What’s more, Indigenous women and girls are disproportionately affected by human trafficking in Canada — violence against missing and murdered Indigenous women and girls has been linked to sex trafficking. According to the Native Women’s Association of Canada, less access to social supports and services, the effects of institutional racism leading to poverty, higher rates of unemployment, and precarious living conditions are all factors contributing to this — all of which have been heightened by the pandemic.

While human trafficking support services are key to helping survivors, women and gender diverse people need more income, work opportunities, and shelter of their own to stop them from falling through the cracks in the first place — and to build their economic resilience. 

 

Mental health issues are on the rise among women, young and elderly

 

The risk of developing anxiety, depression, and post-traumatic stress disorder is higher among women to start with — and the pandemic has skyrocketed it.

Take eating disorders, which have the highest death rate of all mental illnesses, as an example. The fixation on avoiding weight gain during lockdown paired with isolation, increased anxiety and depression, and food insecurity have boosted eating disorder rates. According to a study led by pediatrician Holly Agostino, hospitalizations for anorexia nervosa increased throughout the first wave of the pandemic. The higher the COVID infections rate, the more eating disorder hospitalizations Canadian provinces experienced.

Mental illness threatens economic resilience, too.

People struggling with mental illness are less likely to be employed (70 to 90 percent of people with severe mental illness are unemployed). And it’s a cycle: the effects of poverty can trigger or increase mental illness, in turn making it harder to maintain a job. Meanwhile, in March 2020, women accounted for 62.5 percent of job losses, and by November 2021, they accounted for 59.6 percent of job losses

But these ripple effects don’t impact all women equally. While gender contributes to the risk of mental illness, so does race. Black, Indigenous and people of colour have been affected physically and mentally through the pandemic, by their higher rate of infection, death, and job loss. The Asian community has faced racism, from harassment to suspicion and anger about the coronavirus. 

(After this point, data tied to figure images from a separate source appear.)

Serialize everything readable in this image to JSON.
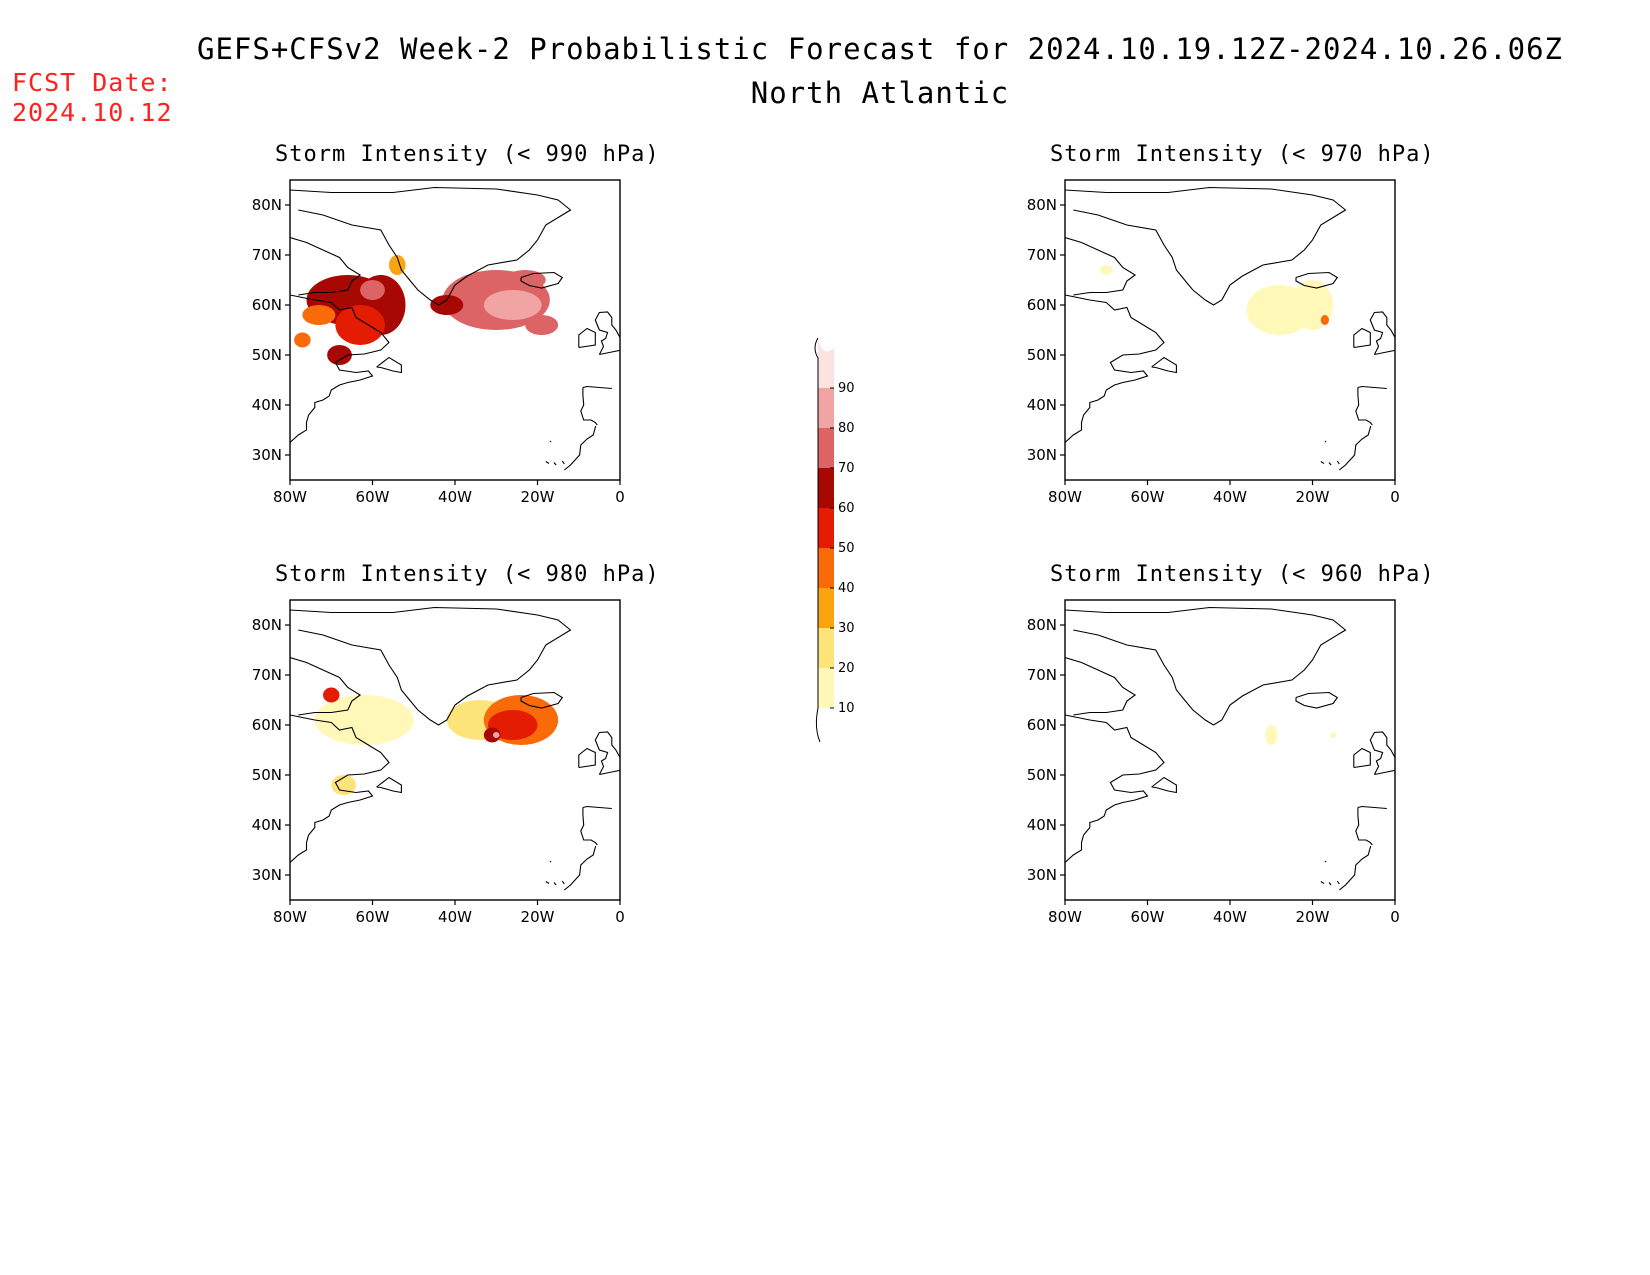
{
  "header": {
    "title": "GEFS+CFSv2 Week-2 Probabilistic Forecast for 2024.10.19.12Z-2024.10.26.06Z",
    "subtitle": "North Atlantic",
    "fcst_label": "FCST Date:",
    "fcst_date": "2024.10.12"
  },
  "axes": {
    "lat_ticks": [
      "80N",
      "70N",
      "60N",
      "50N",
      "40N",
      "30N"
    ],
    "lon_ticks": [
      "80W",
      "60W",
      "40W",
      "20W",
      "0"
    ],
    "lon_range": [
      -80,
      0
    ],
    "lat_range": [
      25,
      85
    ]
  },
  "colorbar": {
    "levels": [
      "10",
      "20",
      "30",
      "40",
      "50",
      "60",
      "70",
      "80",
      "90"
    ],
    "colors": [
      "#fff8b8",
      "#fde47a",
      "#fca40f",
      "#f96a08",
      "#e41c02",
      "#a80804",
      "#dd6464",
      "#f1a4a4",
      "#fde2e2"
    ]
  },
  "panels": [
    {
      "title": "Storm Intensity (< 990 hPa)",
      "regions": [
        {
          "lon": -66,
          "lat": 61,
          "rx": 10,
          "ry": 5,
          "level": 5
        },
        {
          "lon": -58,
          "lat": 60,
          "rx": 6,
          "ry": 6,
          "level": 5
        },
        {
          "lon": -63,
          "lat": 56,
          "rx": 6,
          "ry": 4,
          "level": 4
        },
        {
          "lon": -73,
          "lat": 58,
          "rx": 4,
          "ry": 2,
          "level": 3
        },
        {
          "lon": -60,
          "lat": 63,
          "rx": 3,
          "ry": 2,
          "level": 6
        },
        {
          "lon": -68,
          "lat": 50,
          "rx": 3,
          "ry": 2,
          "level": 5
        },
        {
          "lon": -77,
          "lat": 53,
          "rx": 2,
          "ry": 1.5,
          "level": 3
        },
        {
          "lon": -54,
          "lat": 68,
          "rx": 2,
          "ry": 2,
          "level": 2
        },
        {
          "lon": -30,
          "lat": 61,
          "rx": 13,
          "ry": 6,
          "level": 6
        },
        {
          "lon": -26,
          "lat": 60,
          "rx": 7,
          "ry": 3,
          "level": 7
        },
        {
          "lon": -42,
          "lat": 60,
          "rx": 4,
          "ry": 2,
          "level": 5
        },
        {
          "lon": -19,
          "lat": 56,
          "rx": 4,
          "ry": 2,
          "level": 6
        },
        {
          "lon": -23,
          "lat": 65,
          "rx": 5,
          "ry": 2,
          "level": 6
        }
      ]
    },
    {
      "title": "Storm Intensity (< 970 hPa)",
      "regions": [
        {
          "lon": -28,
          "lat": 59,
          "rx": 8,
          "ry": 5,
          "level": 0
        },
        {
          "lon": -20,
          "lat": 60,
          "rx": 5,
          "ry": 5,
          "level": 0
        },
        {
          "lon": -17,
          "lat": 57,
          "rx": 1,
          "ry": 1,
          "level": 3
        },
        {
          "lon": -70,
          "lat": 67,
          "rx": 1.5,
          "ry": 1,
          "level": 0
        }
      ]
    },
    {
      "title": "Storm Intensity (< 980 hPa)",
      "regions": [
        {
          "lon": -62,
          "lat": 61,
          "rx": 12,
          "ry": 5,
          "level": 0
        },
        {
          "lon": -70,
          "lat": 66,
          "rx": 2,
          "ry": 1.5,
          "level": 4
        },
        {
          "lon": -67,
          "lat": 48,
          "rx": 3,
          "ry": 2,
          "level": 1
        },
        {
          "lon": -34,
          "lat": 61,
          "rx": 8,
          "ry": 4,
          "level": 1
        },
        {
          "lon": -24,
          "lat": 61,
          "rx": 9,
          "ry": 5,
          "level": 3
        },
        {
          "lon": -26,
          "lat": 60,
          "rx": 6,
          "ry": 3,
          "level": 4
        },
        {
          "lon": -31,
          "lat": 58,
          "rx": 2,
          "ry": 1.5,
          "level": 5
        },
        {
          "lon": -30,
          "lat": 58,
          "rx": 0.8,
          "ry": 0.6,
          "level": 7
        }
      ]
    },
    {
      "title": "Storm Intensity (< 960 hPa)",
      "regions": [
        {
          "lon": -30,
          "lat": 58,
          "rx": 1.5,
          "ry": 2,
          "level": 0
        },
        {
          "lon": -15,
          "lat": 58,
          "rx": 0.7,
          "ry": 0.6,
          "level": 0
        }
      ]
    }
  ]
}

As research shows racism worsens during public health crises, rates of poor mental health among racialized Canadians and women can no longer be ignored. Black, Indigenous, women of colour, and nonbinary people dealing with both of these experiences affecting their mental health are dealt the short end of the stick. Without adequate help, the decline of their mental health, followed by underemployment and the inability to provide for themselves, threatens to set their economic resilience back decades.

And until all women and gender-diverse people — including those struggling with precarious housing, mental illness, and access to reproductive care — are included in recovery efforts, economic resilience for all is impossible.